Bislang fahren Autos in der Regel mit einem Verbrennungsmotor. Um Schadstoffe zu reduzieren, wurden sie windschnittiger, sauberer und energieeffizienter als früher. Aber weil es immer mehr davon gibt, löst sich das Problem nicht. Daher denkt auch die Automobilindustrie über neue Antriebsformen nach. Elektromotoren spielten schon in der Gründerzeit des Automobils um 1900 eine wichtige Rolle. Sie sind kleiner, leiser und energieeffizienter als Verbrennungs-motoren und emittieren keine schädlichen Abgase. Hier stehen Batterien oder Brennstoffzellen im Vordergrund. Batteriegetriebene Motoren sind derzeit der Standard unter den Elektroautos. Batterien sind relativ schwer, was die Reichweite der Fahrzeuge begrenzt, und es braucht ein flächendeckendes Stromtanknetz mit Schnellladegeräten. Wird allerdings nur regenerativ erzeugter Strom eingespeist, wäre das ein riesiger Schritt in die klimaneutrale Mobilität. Leistungsfähige Batterien sind dabei der Kern des Ganzen. Die Eidgenössische Materialprüfungs- und Forschungsanstalt (EMPA) in Dübendorf forscht an der nächsten Generation von Batterien, die langsamer altern und schneller laden sollen, die schwedische Firma Northvolt will sie dann in Europa in Serie bauen. Die EMPA forscht zugleich an der übernächsten Generation von Batterien. Diese wären dann nicht mehr brennbar, könnten höhere Leistung abgeben, innerhalb weniger Minuten laden und halbierten damit Gewicht, Grösse und Kosten der heutigen Batterien. Einziger Wermutstropfen: Wir müssen noch rund zehn Jahre darauf warten.
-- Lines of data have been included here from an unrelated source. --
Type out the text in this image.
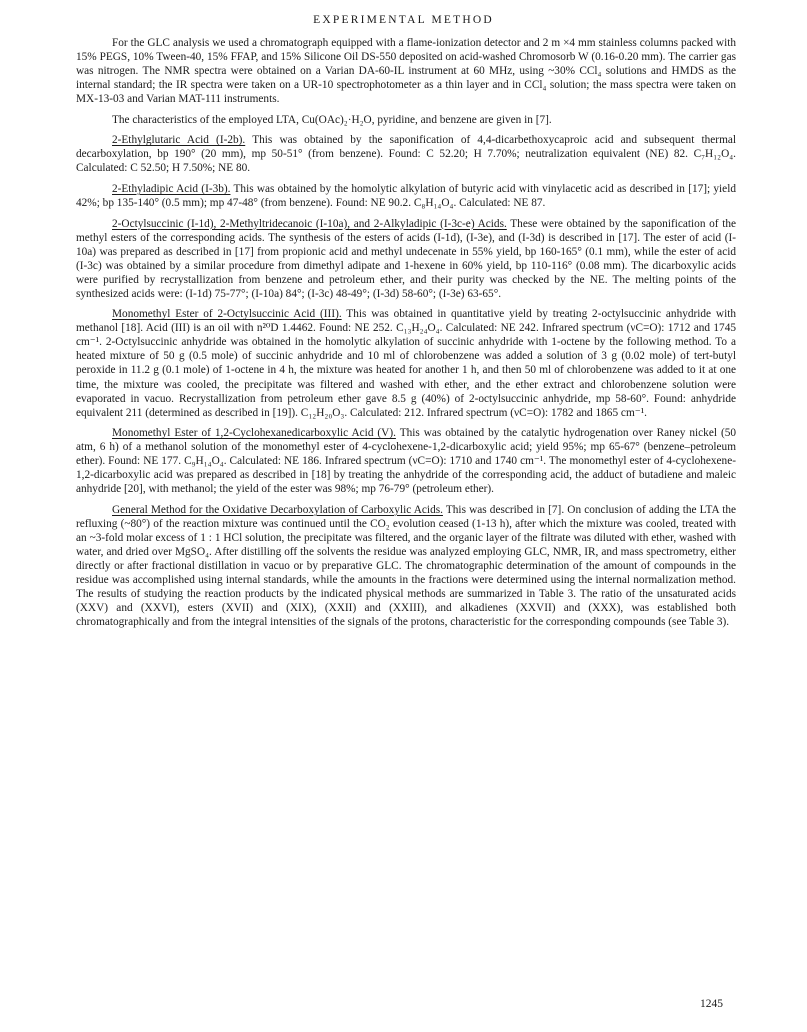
EXPERIMENTAL METHOD

For the GLC analysis we used a chromatograph equipped with a flame-ionization detector and 2 m ×4 mm stainless columns packed with 15% PEGS, 10% Tween-40, 15% FFAP, and 15% Silicone Oil DS-550 deposited on acid-washed Chromosorb W (0.16-0.20 mm). The carrier gas was nitrogen. The NMR spectra were obtained on a Varian DA-60-IL instrument at 60 MHz, using ~30% CCl₄ solutions and HMDS as the internal standard; the IR spectra were taken on a UR-10 spectrophotometer as a thin layer and in CCl₄ solution; the mass spectra were taken on MX-13-03 and Varian MAT-111 instruments.

The characteristics of the employed LTA, Cu(OAc)₂·H₂O, pyridine, and benzene are given in [7].

2-Ethylglutaric Acid (I-2b). This was obtained by the saponification of 4,4-dicarbethoxycaproic acid and subsequent thermal decarboxylation, bp 190° (20 mm), mp 50-51° (from benzene). Found: C 52.20; H 7.70%; neutralization equivalent (NE) 82. C₇H₁₂O₄. Calculated: C 52.50; H 7.50%; NE 80.

2-Ethyladipic Acid (I-3b). This was obtained by the homolytic alkylation of butyric acid with vinylacetic acid as described in [17]; yield 42%; bp 135-140° (0.5 mm); mp 47-48° (from benzene). Found: NE 90.2. C₈H₁₄O₄. Calculated: NE 87.

2-Octylsuccinic (I-1d), 2-Methyltridecanoic (I-10a), and 2-Alkyladipic (I-3c-e) Acids. These were obtained by the saponification of the methyl esters of the corresponding acids. The synthesis of the esters of acids (I-1d), (I-3e), and (I-3d) is described in [17]. The ester of acid (I-10a) was prepared as described in [17] from propionic acid and methyl undecenate in 55% yield, bp 160-165° (0.1 mm), while the ester of acid (I-3c) was obtained by a similar procedure from dimethyl adipate and 1-hexene in 60% yield, bp 110-116° (0.08 mm). The dicarboxylic acids were purified by recrystallization from benzene and petroleum ether, and their purity was checked by the NE. The melting points of the synthesized acids were: (I-1d) 75-77°; (I-10a) 84°; (I-3c) 48-49°; (I-3d) 58-60°; (I-3e) 63-65°.

Monomethyl Ester of 2-Octylsuccinic Acid (III). This was obtained in quantitative yield by treating 2-octylsuccinic anhydride with methanol [18]. Acid (III) is an oil with n²⁰D 1.4462. Found: NE 252. C₁₃H₂₄O₄. Calculated: NE 242. Infrared spectrum (νC=O): 1712 and 1745 cm⁻¹. 2-Octylsuccinic anhydride was obtained in the homolytic alkylation of succinic anhydride with 1-octene by the following method. To a heated mixture of 50 g (0.5 mole) of succinic anhydride and 10 ml of chlorobenzene was added a solution of 3 g (0.02 mole) of tert-butyl peroxide in 11.2 g (0.1 mole) of 1-octene in 4 h, the mixture was heated for another 1 h, and then 50 ml of chlorobenzene was added to it at one time, the mixture was cooled, the precipitate was filtered and washed with ether, and the ether extract and chlorobenzene solution were evaporated in vacuo. Recrystallization from petroleum ether gave 8.5 g (40%) of 2-octylsuccinic anhydride, mp 58-60°. Found: anhydride equivalent 211 (determined as described in [19]). C₁₂H₂₀O₃. Calculated: 212. Infrared spectrum (νC=O): 1782 and 1865 cm⁻¹.

Monomethyl Ester of 1,2-Cyclohexanedicarboxylic Acid (V). This was obtained by the catalytic hydrogenation over Raney nickel (50 atm, 6 h) of a methanol solution of the monomethyl ester of 4-cyclohexene-1,2-dicarboxylic acid; yield 95%; mp 65-67° (benzene–petroleum ether). Found: NE 177. C₉H₁₄O₄. Calculated: NE 186. Infrared spectrum (νC=O): 1710 and 1740 cm⁻¹. The monomethyl ester of 4-cyclohexene-1,2-dicarboxylic acid was prepared as described in [18] by treating the anhydride of the corresponding acid, the adduct of butadiene and maleic anhydride [20], with methanol; the yield of the ester was 98%; mp 76-79° (petroleum ether).

General Method for the Oxidative Decarboxylation of Carboxylic Acids. This was described in [7]. On conclusion of adding the LTA the refluxing (~80°) of the reaction mixture was continued until the CO₂ evolution ceased (1-13 h), after which the mixture was cooled, treated with an ~3-fold molar excess of 1 : 1 HCl solution, the precipitate was filtered, and the organic layer of the filtrate was diluted with ether, washed with water, and dried over MgSO₄. After distilling off the solvents the residue was analyzed employing GLC, NMR, IR, and mass spectrometry, either directly or after fractional distillation in vacuo or by preparative GLC. The chromatographic determination of the amount of compounds in the residue was accomplished using internal standards, while the amounts in the fractions were determined using the internal normalization method. The results of studying the reaction products by the indicated physical methods are summarized in Table 3. The ratio of the unsaturated acids (XXV) and (XXVI), esters (XVII) and (XIX), (XXII) and (XXIII), and alkadienes (XXVII) and (XXX), was established both chromatographically and from the integral intensities of the signals of the protons, characteristic for the corresponding compounds (see Table 3).

1245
Alternativ können wir Elektromotoren mit einer Brennstoffzelle antreiben. Diese wandelt die Energie von Wasserstoff in Strom um, als Nebenprodukt entsteht kein CO₂, sondern Wasser. Wasserstoff ist das häufigste Element im Universum. Mit ihm als Treibstoff flog beispielsweise der Mensch 1969 zum Mond. Die Brennstoffzelle ermöglicht höhere Reichweiten als Batterieautos, bei einem deutlich tieferen Fahrzeuggewicht. Man kann Wasserstoff mithilfe von regenerativer Energie entweder aus Wasser oder aus Methan CO₂-frei herstellen. Übrig bleiben dabei die unschädlichen Elemente Sauerstoff oder Kohlenstoff. Durch Wasserstoff ist es möglich, Energie in grossen Mengen zu speichern und zu transportieren. Diese Technologie benötigt jedoch ein flächendeckendes Tankstellennetz, was teuer ist. Die ETH Lausanne wartet hier mit einem innovativen Vorschlag auf. Durch ihre Erfindung könnten private Haushalte selbst zu kleinen Wasserstofftankstellen werden.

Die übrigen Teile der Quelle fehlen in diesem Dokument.